Man pulls a red rickshaw along a leafy street while a woman in a kimono takes in the view

Day

2

MORNING
  • Find a New Sense of Peace

    On the inside, Kodaiji Temple is covered in shiny gold lacquer. Out back, you’ll find its main attraction, an elaborate Zen rock garden consisiting of a large field of raked gravel, evocative of the ripples in the ocean — and reverie inducing.

  • Get Caffeinated

    The Japanese are known to buy up some of the world’s best coffee beans. The discerning baristas at Slow Jet individually brew hand-dripped cups of top-shelf product to order.

MIDDAY
  • Bike through the Forests of Arashiyama

    Back in the 900s, the verdant neighborhood of Arashiyama was where royals went to unplug from society. Today, it’s still a beautiful retreat of towering trees. At the concierge desk, book a bike tour of the area with one of the hotel’s guides.

AFTERNOON
  • Escape Civilization

    Few places embody the tranquility of Kyoto better than Mo-An, a rural-seeming wooden teahouse with views of Mount Daimonji where you can enjoy a lunch of spicy noodles. Have your concierge call ahead to see what workshops are currently being offered there, which may include tea ceremonies.

EVENING
  • Take in the City

    Kyoto Station challenges your old-school impression of Kyoto. On the city’s 1,200th anniversary, an architect outfitted it with steel beams that create clean, modern lines. Walk to its rooftop garden at night for a clear-shot view of the lit-up Kyoto Tower.

  • Have It Your Way

    Call ahead with any specific requests to Chimoto, a Japanese restaurant with impeccable service and river views. Covered in mats and featuring paper walls, it serves seasonal cuisine, including sashimi and other local delicacies.

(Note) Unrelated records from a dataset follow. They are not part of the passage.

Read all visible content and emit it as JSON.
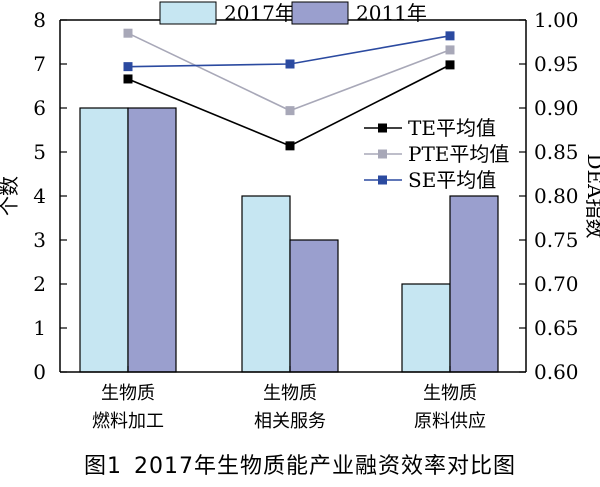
{
  "caption": {
    "figure_label": "图1",
    "title": "2017年生物质能产业融资效率对比图"
  },
  "chart_data": {
    "type": "bar",
    "categories": [
      [
        "生物质",
        "燃料加工"
      ],
      [
        "生物质",
        "相关服务"
      ],
      [
        "生物质",
        "原料供应"
      ]
    ],
    "bar_series": [
      {
        "name": "2017年",
        "values": [
          6,
          4,
          2
        ],
        "color": "#c6e6f2"
      },
      {
        "name": "2011年",
        "values": [
          6,
          3,
          4
        ],
        "color": "#9a9fce"
      }
    ],
    "line_series": [
      {
        "name": "TE平均值",
        "values": [
          0.933,
          0.857,
          0.949
        ],
        "color": "#000000"
      },
      {
        "name": "PTE平均值",
        "values": [
          0.985,
          0.897,
          0.966
        ],
        "color": "#a8a8b8"
      },
      {
        "name": "SE平均值",
        "values": [
          0.947,
          0.95,
          0.982
        ],
        "color": "#2b4aa0"
      }
    ],
    "ylabel_left": "个数",
    "ylabel_right": "DEA指数",
    "ylim_left": [
      0,
      8
    ],
    "ylim_right": [
      0.6,
      1.0
    ],
    "yticks_left": [
      "0",
      "1",
      "2",
      "3",
      "4",
      "5",
      "6",
      "7",
      "8"
    ],
    "yticks_right": [
      "0.60",
      "0.65",
      "0.70",
      "0.75",
      "0.80",
      "0.85",
      "0.90",
      "0.95",
      "1.00"
    ],
    "grid": false,
    "legend_bars_position": "top",
    "legend_lines_position": "right-center"
  }
}
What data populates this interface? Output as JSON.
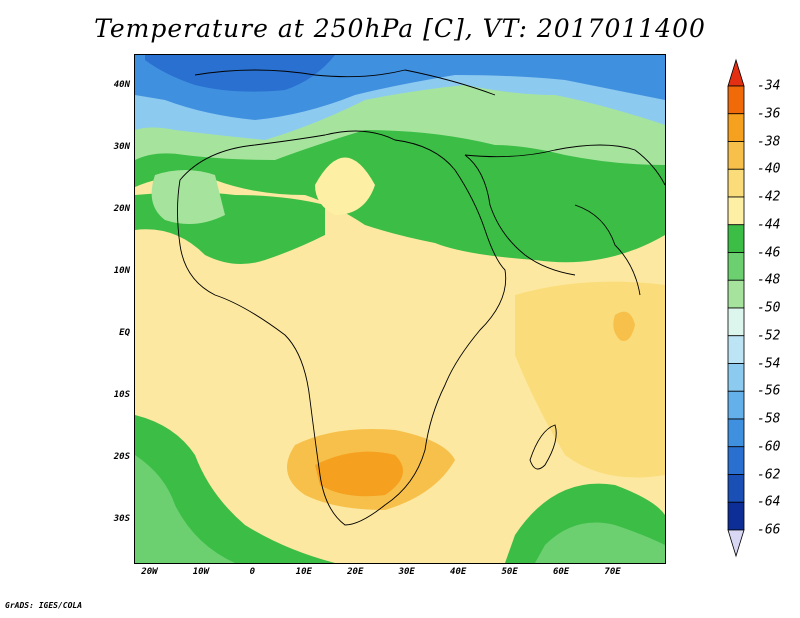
{
  "title": "Temperature at 250hPa [C], VT: 2017011400",
  "footer": "GrADS: IGES/COLA",
  "map": {
    "lon_range": [
      -23,
      80
    ],
    "lat_range": [
      -37,
      45
    ],
    "lat_labels": [
      {
        "lat": 40,
        "text": "40N"
      },
      {
        "lat": 30,
        "text": "30N"
      },
      {
        "lat": 20,
        "text": "20N"
      },
      {
        "lat": 10,
        "text": "10N"
      },
      {
        "lat": 0,
        "text": "EQ"
      },
      {
        "lat": -10,
        "text": "10S"
      },
      {
        "lat": -20,
        "text": "20S"
      },
      {
        "lat": -30,
        "text": "30S"
      }
    ],
    "lon_labels": [
      {
        "lon": -20,
        "text": "20W"
      },
      {
        "lon": -10,
        "text": "10W"
      },
      {
        "lon": 0,
        "text": "0"
      },
      {
        "lon": 10,
        "text": "10E"
      },
      {
        "lon": 20,
        "text": "20E"
      },
      {
        "lon": 30,
        "text": "30E"
      },
      {
        "lon": 40,
        "text": "40E"
      },
      {
        "lon": 50,
        "text": "50E"
      },
      {
        "lon": 60,
        "text": "60E"
      },
      {
        "lon": 70,
        "text": "70E"
      }
    ]
  },
  "colorbar": {
    "labels": [
      "-34",
      "-36",
      "-38",
      "-40",
      "-42",
      "-44",
      "-46",
      "-48",
      "-50",
      "-52",
      "-54",
      "-56",
      "-58",
      "-60",
      "-62",
      "-64",
      "-66"
    ],
    "colors": [
      "#e33012",
      "#f06a0a",
      "#f5a01e",
      "#f7c04a",
      "#fadc7a",
      "#fdf0a5",
      "#3cbd46",
      "#6cd070",
      "#a6e49e",
      "#dcf6ee",
      "#bde4f4",
      "#8ccaf0",
      "#64b0ea",
      "#4090e0",
      "#2a70d0",
      "#1a50b6",
      "#0c2e96",
      "#081566"
    ]
  }
}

Seven pieces of sushi arranged on a black background next to chopsticks

Day

3

MORNING
  • Pass Through Endless Gates

    One of Kyoto’s most photographed sites, the revered Shinto shrine of Fushimi Inari-taisha is known for its 10,000 or so bright red gates at the base of a mountain. Walking through all of them takes about two hours, and it’s not uncommon to spot foxes on your journey.

MIDDAY
  • Visit One of Japan’s Most Important Museums

    Along with world-famous artists including Salvador Dali, Monet and Renoir, many Japanese masters view work at the Kyoto Municipal Museum of Art, one of the country’s oldest institutions. Don’t miss the pond, a peaceful place to enjoy a cup of tea.

  • Make Your Own Sushi

    At Awomb, you can browse modern art and share lunch. The experimental kitchen serves platters of raw fish, veggies and seaweed that you can roll into your own bites of sushi.

AFTERNOON
  • Shop for Design-Forward Souvenirs

    For the sort of simplistically engineered chairs, bowls and tea towels you associate with Japan, head to Kyoto Design House. The owners produce a line of traditional yet modern goods that are all crafted by local artisans.

  • Celebrate Big

    A la Versailles, the dining room of Kitcho is gilded. The third-generation chef designs every dish that exits the kitchen — such as crab with vinegar jelly and perfectly tender mushrooms — to be a work of art.

  • Enjoy Real-Deal Kabuki

    The 17th-century Japanese drama of Kabuki, which entails colorful actors portraying tales of betrayal and seduction, began in Kyoto. Minamiza still presents traditional forms of this stagecraft in English in an epic curtained theater.